Slowly she straightened and faced Mac, the vivid images and almost-forgotten instincts fading just enough to let her through. "It didn't occur to me to mention
Family Business.
It isn't due to come out until November."

That brought him right to attention. "What?"

She made a vague motion, suddenly too spent to offer more. "It's still in the editing process in New York. I mean, how could anybody copy it if it isn't even out yet?"

Mac looked toward the front of the station, to where the coroner's car had just pulled up alongside the latest Cootermobile. "They could if they'd seen it in New York."

Chris's reaction was immediate. "No."

When he turned back to her, his expression was implacable as Judgment. "We're going to need to go over that list of people," he said. "Especially the ones you work with who might know about the book. We're going to have to check them."

"It's not them," she insisted desperately, terrified for them, for herself. "It can't be."

"And everybody here," he mused, almost to himself, "who could have access to your house."

When Chris followed his gaze this time, she saw Weird Allen standing right at the front of the crowd, his usually blank features avid.

He's been following me, she almost said. Even opened her mouth to do it. The words died stillborn. Suddenly Chris wasn't sure that that shadow under the tree in Mary Willoughby's yard had really been there after all.

She looked hard at him shouldering his way clear of the rest of the crowd, hands in work pants' pockets, his shirt just a little grimy, his hair just a little greasy, close-set eyes the color of old urine. A vague sense of vulgarity followed him like a distasteful smell.

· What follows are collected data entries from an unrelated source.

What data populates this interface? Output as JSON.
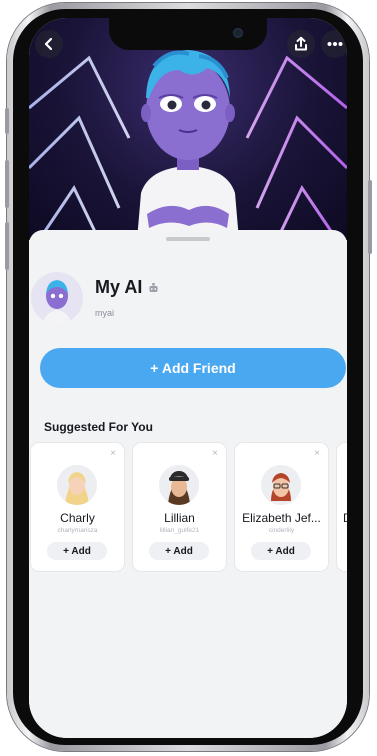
{
  "header": {
    "back_icon": "chevron-left-icon",
    "share_icon": "share-upload-icon",
    "more_icon": "more-dots-icon"
  },
  "profile": {
    "name": "My AI",
    "badge_icon": "bot-badge-icon",
    "username": "myai"
  },
  "actions": {
    "add_friend_label": "+ Add Friend"
  },
  "suggested": {
    "title": "Suggested For You",
    "dismiss_glyph": "×",
    "items": [
      {
        "name": "Charly",
        "username": "charlymarisza",
        "add_label": "+ Add",
        "hair": "#f1d48a",
        "skin": "#f6d2b8"
      },
      {
        "name": "Lillian",
        "username": "lillian_gulfe21",
        "add_label": "+ Add",
        "hair": "#5a3a22",
        "skin": "#e9b894"
      },
      {
        "name": "Elizabeth Jef...",
        "username": "cinderlily",
        "add_label": "+ Add",
        "hair": "#b5452a",
        "skin": "#f3c5a8"
      },
      {
        "name": "Dr",
        "username": "",
        "add_label": "",
        "hair": "#888888",
        "skin": "#eeeeee"
      }
    ]
  },
  "colors": {
    "accent": "#4aa8f0",
    "banner": "#1a1438",
    "ai_skin": "#8b6fd0",
    "ai_hair": "#3bb3e8"
  }
}
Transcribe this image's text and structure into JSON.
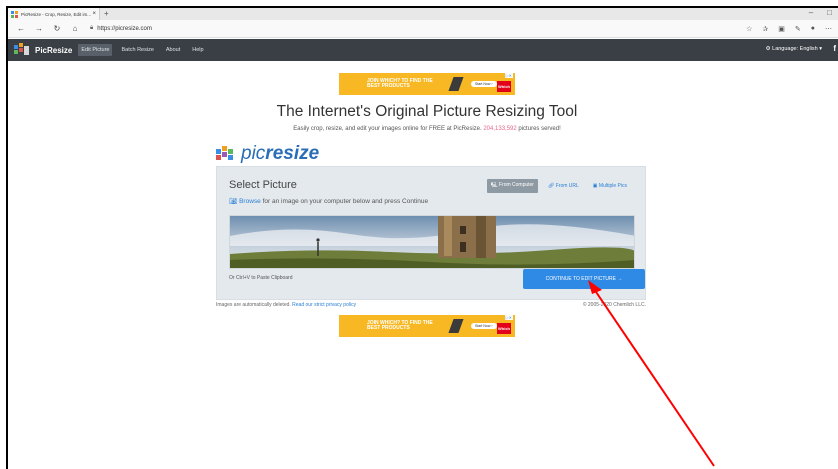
{
  "browser": {
    "tab_title": "PicResize - Crop, Resize, Edit im...",
    "tab_close": "×",
    "new_tab": "+",
    "url": "https://picresize.com",
    "nav_back": "←",
    "nav_forward": "→",
    "nav_refresh": "↻",
    "nav_home": "⌂",
    "window_minimize": "–",
    "window_maximize": "□"
  },
  "site_nav": {
    "brand": "PicResize",
    "links": [
      "Edit Picture",
      "Batch Resize",
      "About",
      "Help"
    ],
    "language": "⚙ Language: English ▾",
    "facebook": "f"
  },
  "ad": {
    "line1": "JOIN WHICH? TO FIND THE",
    "line2": "BEST PRODUCTS",
    "button": "Start Now ›",
    "badge": "Which"
  },
  "headline": "The Internet's Original Picture Resizing Tool",
  "subline": {
    "before": "Easily crop, resize, and edit your images online for FREE at PicResize.",
    "count": "204,133,592",
    "after": "pictures served!"
  },
  "logo": {
    "text_light": "pic",
    "text_bold": "resize"
  },
  "card": {
    "title": "Select Picture",
    "hint_link": "Browse",
    "hint_rest": "for an image on your computer below and press Continue",
    "source_tabs": [
      "From Computer",
      "From URL",
      "Multiple Pics"
    ],
    "paste_hint": "Or Ctrl+V to Paste Clipboard",
    "continue_button": "CONTINUE TO EDIT PICTURE →"
  },
  "footer": {
    "deleted": "Images are automatically deleted.",
    "policy": "Read our strict privacy policy",
    "copyright": "© 2005-2020 Chemlich LLC."
  },
  "colors": {
    "nav_bg": "#3a3f45",
    "accent": "#2f8ae6",
    "ad_bg": "#f7b824",
    "annotation_arrow": "#ff0000"
  }
}
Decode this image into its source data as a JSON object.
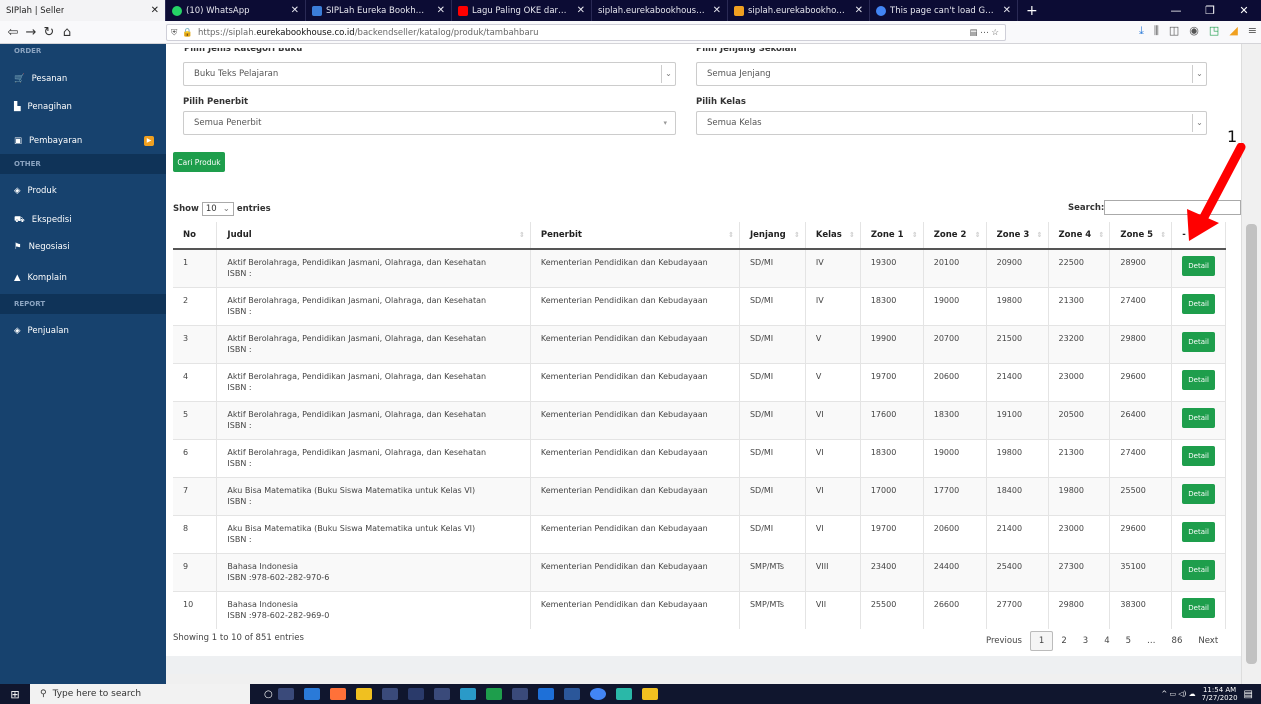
{
  "browser": {
    "tabs": [
      {
        "title": "SIPlah | Seller",
        "icon": "page-icon",
        "color": "#888888",
        "active": true
      },
      {
        "title": "(10) WhatsApp",
        "icon": "whatsapp-icon",
        "color": "#25d366"
      },
      {
        "title": "SIPLah Eureka Bookhouse | Bel",
        "icon": "eureka-icon",
        "color": "#3b7dd8"
      },
      {
        "title": "Lagu Paling OKE dari Nugie",
        "icon": "youtube-icon",
        "color": "#ff0000"
      },
      {
        "title": "siplah.eurekabookhouse.co.id/back",
        "icon": "page-icon",
        "color": "#888888"
      },
      {
        "title": "siplah.eurekabookhouse.co.id",
        "icon": "eureka-icon",
        "color": "#f0a020"
      },
      {
        "title": "This page can't load Google M",
        "icon": "google-icon",
        "color": "#4285f4"
      }
    ],
    "new_tab": "+",
    "url_prefix": "https://siplah.",
    "url_domain": "eurekabookhouse.co.id",
    "url_path": "/backendseller/katalog/produk/tambahbaru"
  },
  "sidebar": {
    "section_order": "ORDER",
    "items_top": [
      {
        "label": "Pesanan",
        "icon": "cart-icon"
      },
      {
        "label": "Penagihan",
        "icon": "document-icon"
      },
      {
        "label": "Pembayaran",
        "icon": "money-icon"
      }
    ],
    "section_other": "OTHER",
    "items_other": [
      {
        "label": "Produk",
        "icon": "tag-icon"
      },
      {
        "label": "Ekspedisi",
        "icon": "truck-icon"
      },
      {
        "label": "Negosiasi",
        "icon": "flag-icon"
      },
      {
        "label": "Komplain",
        "icon": "warning-icon"
      }
    ],
    "section_report": "REPORT",
    "items_report": [
      {
        "label": "Penjualan",
        "icon": "tag-icon"
      }
    ]
  },
  "filters": {
    "kategori_label": "Pilih Jenis Kategori Buku",
    "kategori_value": "Buku Teks Pelajaran",
    "jenjang_label": "Pilih Jenjang Sekolah",
    "jenjang_value": "Semua Jenjang",
    "penerbit_label": "Pilih Penerbit",
    "penerbit_value": "Semua Penerbit",
    "kelas_label": "Pilih Kelas",
    "kelas_value": "Semua Kelas",
    "search_button": "Cari Produk"
  },
  "table": {
    "show_label": "Show",
    "entries_value": "10",
    "entries_label": "entries",
    "search_label": "Search:",
    "columns": [
      "No",
      "Judul",
      "Penerbit",
      "Jenjang",
      "Kelas",
      "Zone 1",
      "Zone 2",
      "Zone 3",
      "Zone 4",
      "Zone 5",
      "-"
    ],
    "detail_label": "Detail",
    "rows": [
      {
        "no": "1",
        "judul": "Aktif Berolahraga, Pendidikan Jasmani, Olahraga, dan Kesehatan",
        "isbn": "ISBN :",
        "penerbit": "Kementerian Pendidikan dan Kebudayaan",
        "jenjang": "SD/MI",
        "kelas": "IV",
        "z1": "19300",
        "z2": "20100",
        "z3": "20900",
        "z4": "22500",
        "z5": "28900"
      },
      {
        "no": "2",
        "judul": "Aktif Berolahraga, Pendidikan Jasmani, Olahraga, dan Kesehatan",
        "isbn": "ISBN :",
        "penerbit": "Kementerian Pendidikan dan Kebudayaan",
        "jenjang": "SD/MI",
        "kelas": "IV",
        "z1": "18300",
        "z2": "19000",
        "z3": "19800",
        "z4": "21300",
        "z5": "27400"
      },
      {
        "no": "3",
        "judul": "Aktif Berolahraga, Pendidikan Jasmani, Olahraga, dan Kesehatan",
        "isbn": "ISBN :",
        "penerbit": "Kementerian Pendidikan dan Kebudayaan",
        "jenjang": "SD/MI",
        "kelas": "V",
        "z1": "19900",
        "z2": "20700",
        "z3": "21500",
        "z4": "23200",
        "z5": "29800"
      },
      {
        "no": "4",
        "judul": "Aktif Berolahraga, Pendidikan Jasmani, Olahraga, dan Kesehatan",
        "isbn": "ISBN :",
        "penerbit": "Kementerian Pendidikan dan Kebudayaan",
        "jenjang": "SD/MI",
        "kelas": "V",
        "z1": "19700",
        "z2": "20600",
        "z3": "21400",
        "z4": "23000",
        "z5": "29600"
      },
      {
        "no": "5",
        "judul": "Aktif Berolahraga, Pendidikan Jasmani, Olahraga, dan Kesehatan",
        "isbn": "ISBN :",
        "penerbit": "Kementerian Pendidikan dan Kebudayaan",
        "jenjang": "SD/MI",
        "kelas": "VI",
        "z1": "17600",
        "z2": "18300",
        "z3": "19100",
        "z4": "20500",
        "z5": "26400"
      },
      {
        "no": "6",
        "judul": "Aktif Berolahraga, Pendidikan Jasmani, Olahraga, dan Kesehatan",
        "isbn": "ISBN :",
        "penerbit": "Kementerian Pendidikan dan Kebudayaan",
        "jenjang": "SD/MI",
        "kelas": "VI",
        "z1": "18300",
        "z2": "19000",
        "z3": "19800",
        "z4": "21300",
        "z5": "27400"
      },
      {
        "no": "7",
        "judul": "Aku Bisa Matematika (Buku Siswa Matematika untuk Kelas VI)",
        "isbn": "ISBN :",
        "penerbit": "Kementerian Pendidikan dan Kebudayaan",
        "jenjang": "SD/MI",
        "kelas": "VI",
        "z1": "17000",
        "z2": "17700",
        "z3": "18400",
        "z4": "19800",
        "z5": "25500"
      },
      {
        "no": "8",
        "judul": "Aku Bisa Matematika (Buku Siswa Matematika untuk Kelas VI)",
        "isbn": "ISBN :",
        "penerbit": "Kementerian Pendidikan dan Kebudayaan",
        "jenjang": "SD/MI",
        "kelas": "VI",
        "z1": "19700",
        "z2": "20600",
        "z3": "21400",
        "z4": "23000",
        "z5": "29600"
      },
      {
        "no": "9",
        "judul": "Bahasa Indonesia",
        "isbn": "ISBN :978-602-282-970-6",
        "penerbit": "Kementerian Pendidikan dan Kebudayaan",
        "jenjang": "SMP/MTs",
        "kelas": "VIII",
        "z1": "23400",
        "z2": "24400",
        "z3": "25400",
        "z4": "27300",
        "z5": "35100"
      },
      {
        "no": "10",
        "judul": "Bahasa Indonesia",
        "isbn": "ISBN :978-602-282-969-0",
        "penerbit": "Kementerian Pendidikan dan Kebudayaan",
        "jenjang": "SMP/MTs",
        "kelas": "VII",
        "z1": "25500",
        "z2": "26600",
        "z3": "27700",
        "z4": "29800",
        "z5": "38300"
      }
    ],
    "info": "Showing 1 to 10 of 851 entries",
    "pagination": {
      "previous": "Previous",
      "pages": [
        "1",
        "2",
        "3",
        "4",
        "5",
        "…",
        "86"
      ],
      "current": "1",
      "next": "Next"
    }
  },
  "annotation": {
    "label": "1",
    "color": "#ff0000"
  },
  "taskbar": {
    "search_placeholder": "Type here to search",
    "time": "11:54 AM",
    "date": "7/27/2020"
  },
  "colors": {
    "sidebar": "#17426e",
    "accent_green": "#1e9e4c",
    "tabbar": "#0c0c34"
  }
}
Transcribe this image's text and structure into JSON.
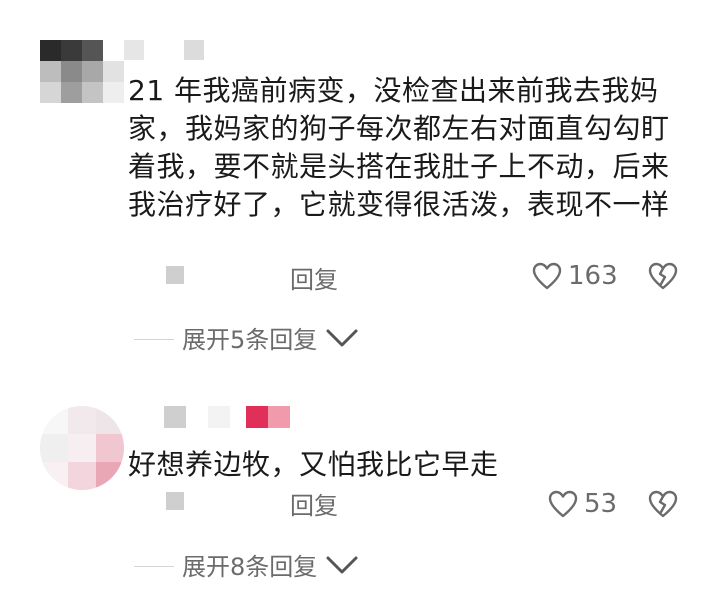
{
  "comments": [
    {
      "text": "21 年我癌前病变，没检查出来前我去我妈家，我妈家的狗子每次都左右对面直勾勾盯着我，要不就是头搭在我肚子上不动，后来我治疗好了，它就变得很活泼，表现不一样",
      "reply_label": "回复",
      "like_count": "163",
      "expand_label": "展开5条回复",
      "like_icon": "heart-outline-icon",
      "dislike_icon": "broken-heart-icon",
      "expand_icon": "chevron-down-icon"
    },
    {
      "text": "好想养边牧，又怕我比它早走",
      "reply_label": "回复",
      "like_count": "53",
      "expand_label": "展开8条回复",
      "like_icon": "heart-outline-icon",
      "dislike_icon": "broken-heart-icon",
      "expand_icon": "chevron-down-icon"
    }
  ],
  "colors": {
    "text": "#1a1a1a",
    "secondary": "#6b6b6b",
    "pixel_red": "#e0305a",
    "pixel_pink": "#f09aac"
  }
}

Chris wanted it to be him. She wanted to be able to give the phantom a name. A recognizable form that could be supervised and cautioned and, if necessary, threatened. She couldn't quite do it, and the world shifted just a little more.

"Chief?"

They both turned to greet Tom as he walked over, stripping off gloves and wiping the sheen of perspiration from his upper lip with his forearm. "We rolled him a little. Easy answer. Small-caliber gunshot wound to the chest. Two of them. He looked pissed."

"How long?"

Tom shrugged, his posture still betraying the effort of facing that room. "Can't say right now. It's been cool, so longer. When did you let him out of jail?"

"Five days ago."

Tom nodded. "I'd guess he had another day after that. I'll bet nobody's seen him for a while."

Mac took a look at the assembled Cooters. "Looks like I get to take a trip down the yellow brick road."

"Ding dong. You want me for anything else?"

That brought his attention right back. "Yeah, will you take Chris home for me?"

Tom's answering grin was at once sympathetic and faintly superior, the kind those in the loop gave to greenhorns. "Reality a lot smellier than fiction, Chris?"

Chris launched herself away from the wall and hoped her wobbly legs would carry the day. "I'm not sure anymore, Tom," was all she said.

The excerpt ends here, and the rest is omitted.